Lagos is Africa's largest city and its real estate market in Victoria Island, Ikoyi, and the Lekki corridor is growing rapidly. But operating a building in Nigeria means accounting for a PHCN power grid that delivers 4 to 8 hours of electricity per day at best, forcing developers to rely on diesel generators whose monthly cost can represent 20-30% of operating expenses. Corporate tenants, banks, and international organizations in Lagos require buildings that demonstrate documented energy and water efficiency. Access Bank and GTBank have active green financing programs. EDGE is the certification that connects both needs.
Initial assessment: We analyze the project design and identify the measures needed to achieve EDGE's required 20% savings in energy, water, and materials, calibrated for Lagos's tropical climate.
Registration and modeling: We create the project file in the EDGE platform and calculate the efficiency score for the project's specific location in Lagos, Abuja, or Port Harcourt.
Technical audit: An IFC-accredited auditor validates compliance with EDGE criteria before construction and upon project completion.
Certification issued: The project receives the official EDGE seal, enabling access to green financing and positioning it as a certified sustainable building in the Nigerian market.

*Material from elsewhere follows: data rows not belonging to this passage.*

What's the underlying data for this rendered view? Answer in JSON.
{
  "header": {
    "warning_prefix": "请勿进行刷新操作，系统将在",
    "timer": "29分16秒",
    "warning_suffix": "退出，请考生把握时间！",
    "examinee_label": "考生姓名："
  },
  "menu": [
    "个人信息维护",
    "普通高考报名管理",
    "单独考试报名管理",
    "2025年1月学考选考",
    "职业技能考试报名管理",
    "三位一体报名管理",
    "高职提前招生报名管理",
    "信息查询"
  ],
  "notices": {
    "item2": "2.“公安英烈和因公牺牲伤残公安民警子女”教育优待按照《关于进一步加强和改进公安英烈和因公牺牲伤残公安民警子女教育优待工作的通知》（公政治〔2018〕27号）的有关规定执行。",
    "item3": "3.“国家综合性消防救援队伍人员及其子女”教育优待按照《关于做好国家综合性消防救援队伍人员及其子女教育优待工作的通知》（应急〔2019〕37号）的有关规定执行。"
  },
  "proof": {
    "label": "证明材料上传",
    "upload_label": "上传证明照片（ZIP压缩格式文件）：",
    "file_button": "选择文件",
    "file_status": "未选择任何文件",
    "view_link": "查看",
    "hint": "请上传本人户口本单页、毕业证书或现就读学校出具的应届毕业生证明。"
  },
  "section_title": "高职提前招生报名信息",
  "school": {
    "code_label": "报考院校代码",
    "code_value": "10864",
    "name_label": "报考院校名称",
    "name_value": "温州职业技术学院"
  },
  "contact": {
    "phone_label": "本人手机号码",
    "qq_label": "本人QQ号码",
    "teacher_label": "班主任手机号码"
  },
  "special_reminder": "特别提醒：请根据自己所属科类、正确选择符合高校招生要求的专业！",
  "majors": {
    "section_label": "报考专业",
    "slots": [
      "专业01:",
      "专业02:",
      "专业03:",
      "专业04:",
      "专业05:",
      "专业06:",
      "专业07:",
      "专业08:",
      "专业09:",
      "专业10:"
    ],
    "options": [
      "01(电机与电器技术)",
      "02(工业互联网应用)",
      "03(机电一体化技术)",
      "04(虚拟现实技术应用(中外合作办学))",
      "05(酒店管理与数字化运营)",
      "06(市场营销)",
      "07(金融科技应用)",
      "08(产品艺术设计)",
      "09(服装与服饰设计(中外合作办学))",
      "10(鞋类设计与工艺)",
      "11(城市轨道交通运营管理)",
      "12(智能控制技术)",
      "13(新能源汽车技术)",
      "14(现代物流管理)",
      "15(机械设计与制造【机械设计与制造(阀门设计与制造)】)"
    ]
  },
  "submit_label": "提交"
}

EDGE certifies energy efficiency measures that reduce building consumption by at least 20%. Less consumption means fewer generator hours and fewer liters of diesel per month. In a context where diesel represents 20-30% of operating expenses, that saving has immediate financial impact.

It applies to residential, offices, hotels, healthcare facilities, education, and industrial. In Nigeria the fastest-growing segment is corporate in Lagos and premium residential in the Lekki and Victoria Island corridors.

Between 4 and 8 weeks from registration to the issuance of the design certificate. The final construction certification is issued once construction is complete.